The agency has more than 41,300 employees, including more than 29,200 correctional officers and supervisors and nearly 1,300 parole officers.
Collier and other officials said the testing program will take effect later this summer, with employees selected by a computer-generated list. Employees who are asked to take a drug test will go to a private lab chosen by the state and provide a specimen.
Additional details are expected to be made public next week during a meeting of the prison system's nine-member governing board.
Prison officials said the cost of random testing is still being calculated. Union officials suggested the program could cost hundreds of thousands of dollars a year.
"At a time when they're not filling positions, and a lot of people expect there could be layoffs, is this the best time to do this?" asked Brian Olsen, executive director of a correctional employees' union that represents more than 6,000 prison workers. "We have a lot of questions about how this will be done."
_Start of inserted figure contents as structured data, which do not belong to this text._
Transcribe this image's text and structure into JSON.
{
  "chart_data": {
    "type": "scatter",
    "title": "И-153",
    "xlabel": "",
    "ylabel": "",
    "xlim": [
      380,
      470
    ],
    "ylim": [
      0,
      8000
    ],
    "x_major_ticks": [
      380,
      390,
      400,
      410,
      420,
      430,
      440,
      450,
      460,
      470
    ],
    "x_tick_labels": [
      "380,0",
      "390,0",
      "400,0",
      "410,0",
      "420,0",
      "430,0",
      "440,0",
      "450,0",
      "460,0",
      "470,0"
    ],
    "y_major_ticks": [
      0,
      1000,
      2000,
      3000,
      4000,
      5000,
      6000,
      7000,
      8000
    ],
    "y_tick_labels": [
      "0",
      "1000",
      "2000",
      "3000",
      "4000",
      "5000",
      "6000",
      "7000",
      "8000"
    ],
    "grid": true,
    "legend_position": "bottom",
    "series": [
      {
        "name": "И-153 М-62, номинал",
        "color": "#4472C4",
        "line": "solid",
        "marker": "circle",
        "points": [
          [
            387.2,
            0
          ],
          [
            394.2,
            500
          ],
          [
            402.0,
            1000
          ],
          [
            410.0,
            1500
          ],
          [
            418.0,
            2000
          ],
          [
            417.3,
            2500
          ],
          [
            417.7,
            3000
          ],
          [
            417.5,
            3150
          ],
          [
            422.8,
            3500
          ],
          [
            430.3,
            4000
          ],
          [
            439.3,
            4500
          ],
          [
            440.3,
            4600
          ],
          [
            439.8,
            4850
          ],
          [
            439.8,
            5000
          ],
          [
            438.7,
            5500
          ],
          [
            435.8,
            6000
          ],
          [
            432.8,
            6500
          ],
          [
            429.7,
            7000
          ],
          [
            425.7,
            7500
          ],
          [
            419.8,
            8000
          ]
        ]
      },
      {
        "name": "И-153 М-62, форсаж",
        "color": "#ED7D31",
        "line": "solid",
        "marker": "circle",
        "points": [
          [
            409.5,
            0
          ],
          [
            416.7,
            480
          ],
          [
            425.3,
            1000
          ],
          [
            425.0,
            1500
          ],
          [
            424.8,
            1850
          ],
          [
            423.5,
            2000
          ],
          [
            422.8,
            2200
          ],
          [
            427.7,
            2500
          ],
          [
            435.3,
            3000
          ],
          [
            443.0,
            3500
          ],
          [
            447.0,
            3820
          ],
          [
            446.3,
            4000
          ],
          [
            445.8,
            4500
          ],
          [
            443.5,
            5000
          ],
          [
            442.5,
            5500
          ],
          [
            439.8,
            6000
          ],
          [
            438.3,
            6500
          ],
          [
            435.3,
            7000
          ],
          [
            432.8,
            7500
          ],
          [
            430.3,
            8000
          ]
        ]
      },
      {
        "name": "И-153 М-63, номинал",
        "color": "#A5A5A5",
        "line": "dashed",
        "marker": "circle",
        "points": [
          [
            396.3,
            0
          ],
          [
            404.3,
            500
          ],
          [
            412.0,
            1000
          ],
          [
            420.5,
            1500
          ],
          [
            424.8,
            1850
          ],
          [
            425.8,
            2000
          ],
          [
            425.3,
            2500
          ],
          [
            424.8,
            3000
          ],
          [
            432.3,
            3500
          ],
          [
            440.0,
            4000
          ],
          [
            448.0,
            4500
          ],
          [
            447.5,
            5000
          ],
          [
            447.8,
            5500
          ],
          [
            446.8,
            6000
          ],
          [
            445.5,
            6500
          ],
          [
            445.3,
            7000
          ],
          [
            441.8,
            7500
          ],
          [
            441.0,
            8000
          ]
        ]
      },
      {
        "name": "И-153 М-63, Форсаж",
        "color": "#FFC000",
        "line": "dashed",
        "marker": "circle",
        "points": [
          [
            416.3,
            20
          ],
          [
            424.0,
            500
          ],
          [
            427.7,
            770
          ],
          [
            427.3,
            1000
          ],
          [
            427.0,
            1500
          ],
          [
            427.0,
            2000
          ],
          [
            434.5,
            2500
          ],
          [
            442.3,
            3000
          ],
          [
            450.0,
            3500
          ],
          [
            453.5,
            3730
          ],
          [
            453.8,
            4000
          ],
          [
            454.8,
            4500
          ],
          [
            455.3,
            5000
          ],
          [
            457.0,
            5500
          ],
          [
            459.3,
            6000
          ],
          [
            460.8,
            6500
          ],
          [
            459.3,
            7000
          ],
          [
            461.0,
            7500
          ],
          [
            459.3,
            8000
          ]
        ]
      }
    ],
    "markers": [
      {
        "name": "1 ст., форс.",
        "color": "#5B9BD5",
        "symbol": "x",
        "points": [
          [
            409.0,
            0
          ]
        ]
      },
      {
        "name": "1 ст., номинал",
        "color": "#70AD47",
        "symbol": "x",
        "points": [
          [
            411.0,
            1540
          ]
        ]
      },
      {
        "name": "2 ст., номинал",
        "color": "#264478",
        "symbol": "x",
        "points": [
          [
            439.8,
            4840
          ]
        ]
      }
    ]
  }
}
Convicts and parolees have been subject to random drug testing for years, but the new policy marks the first time that employees — from rookie guards to Executive Director Brad Livingston — will face the same mandate. The agency has for some time required pre-employment drug tests, and it has tested some workers for cause — if there was suspicion that they might be using drugs.
Initial response from prison employees has been mixed, although Collier and other officials said they are confident most workers will embrace the policy once the details are announced.
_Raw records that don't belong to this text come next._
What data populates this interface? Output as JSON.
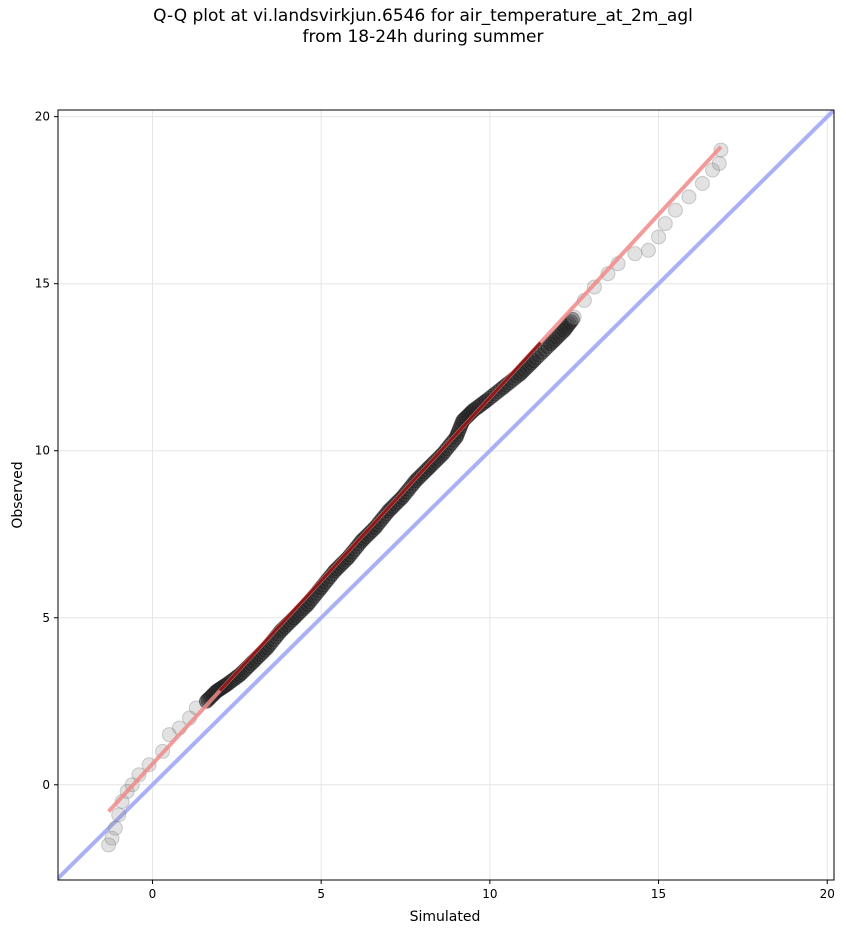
{
  "chart_data": {
    "type": "scatter",
    "title_line1": "Q-Q plot at vi.landsvirkjun.6546 for air_temperature_at_2m_agl",
    "title_line2": "from 18-24h during summer",
    "xlabel": "Simulated",
    "ylabel": "Observed",
    "xlim": [
      -2.8,
      20.2
    ],
    "ylim": [
      -2.85,
      20.2
    ],
    "xticks": [
      0,
      5,
      10,
      15,
      20
    ],
    "yticks": [
      0,
      5,
      10,
      15,
      20
    ],
    "grid": true,
    "reference_line": {
      "name": "1:1",
      "color": "#aab0f5",
      "points": [
        [
          -2.8,
          -2.8
        ],
        [
          20.2,
          20.2
        ]
      ]
    },
    "fit_line": {
      "color": "#f08a8a",
      "points": [
        [
          -1.3,
          -0.8
        ],
        [
          16.85,
          19.1
        ]
      ]
    },
    "quantile_points": [
      [
        -1.3,
        -1.8
      ],
      [
        -1.2,
        -1.6
      ],
      [
        -1.1,
        -1.3
      ],
      [
        -1.0,
        -0.9
      ],
      [
        -0.9,
        -0.5
      ],
      [
        -0.75,
        -0.2
      ],
      [
        -0.6,
        0.0
      ],
      [
        -0.4,
        0.3
      ],
      [
        -0.1,
        0.6
      ],
      [
        0.3,
        1.0
      ],
      [
        0.5,
        1.5
      ],
      [
        0.8,
        1.7
      ],
      [
        1.1,
        2.0
      ],
      [
        1.3,
        2.3
      ],
      [
        1.6,
        2.5
      ],
      [
        1.9,
        2.8
      ],
      [
        2.2,
        3.0
      ],
      [
        2.6,
        3.3
      ],
      [
        3.0,
        3.7
      ],
      [
        3.4,
        4.1
      ],
      [
        3.8,
        4.6
      ],
      [
        4.2,
        5.0
      ],
      [
        4.6,
        5.4
      ],
      [
        5.0,
        5.9
      ],
      [
        5.4,
        6.4
      ],
      [
        5.8,
        6.8
      ],
      [
        6.2,
        7.3
      ],
      [
        6.6,
        7.7
      ],
      [
        7.0,
        8.2
      ],
      [
        7.4,
        8.6
      ],
      [
        7.8,
        9.1
      ],
      [
        8.2,
        9.5
      ],
      [
        8.6,
        9.9
      ],
      [
        9.0,
        10.4
      ],
      [
        9.2,
        10.9
      ],
      [
        9.5,
        11.2
      ],
      [
        9.9,
        11.5
      ],
      [
        10.4,
        11.9
      ],
      [
        10.9,
        12.3
      ],
      [
        11.3,
        12.7
      ],
      [
        11.8,
        13.2
      ],
      [
        12.2,
        13.6
      ],
      [
        12.5,
        14.0
      ],
      [
        12.8,
        14.5
      ],
      [
        13.1,
        14.9
      ],
      [
        13.5,
        15.3
      ],
      [
        13.8,
        15.6
      ],
      [
        14.3,
        15.9
      ],
      [
        14.7,
        16.0
      ],
      [
        15.0,
        16.4
      ],
      [
        15.2,
        16.8
      ],
      [
        15.5,
        17.2
      ],
      [
        15.9,
        17.6
      ],
      [
        16.3,
        18.0
      ],
      [
        16.6,
        18.4
      ],
      [
        16.8,
        18.6
      ],
      [
        16.85,
        19.0
      ]
    ]
  }
}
House Corrections Committee Chairman Jim McReynolds, D-Lufkin, said he has been told the random testing will begin on or before Aug. 31. He said he pushed for the policy after quizzing a warden last spring about what he needed to stop the flow of contraband into his prison.
"He said: 'Random drug tests,' " McReynolds said. "This is a no-brainer. It should have been done a long time ago. ... My son is with the Lufkin Fire Department. They do random testing. Other state agencies do random testing of employees. It makes sense we should be doing this in our prison system."
McReynolds and Senate Criminal Justice Committee Chairman John Whitmire, D-Houston, said they think the random tests will help curb contraband.
"If the leadership believes that this will deter contraband and create a safer working environment for correctional officers, who could oppose it?" Whitmire asked.
McReynolds said "we may have an exodus of (correctional officers), but I don't think we care about that."
"Anyone who would object to this testing at the largest agency in the state probably shouldn't be working there."
As word about the change trickled out, some correctional officers questioned whether their rights will be adequately preserved. Will they be allowed to take a second test at a lab of their own choice if the first one registers positive for drugs? How will the same testing standards be maintained statewide if as many as 100 labs are involved? Will employees be allowed to use their own labs instead of a state-designated lab?
"Most states do some form of testing, and that's not the issue," Olsen said. "We want to make sure the standards and procedures are fair and that they're fairly administered."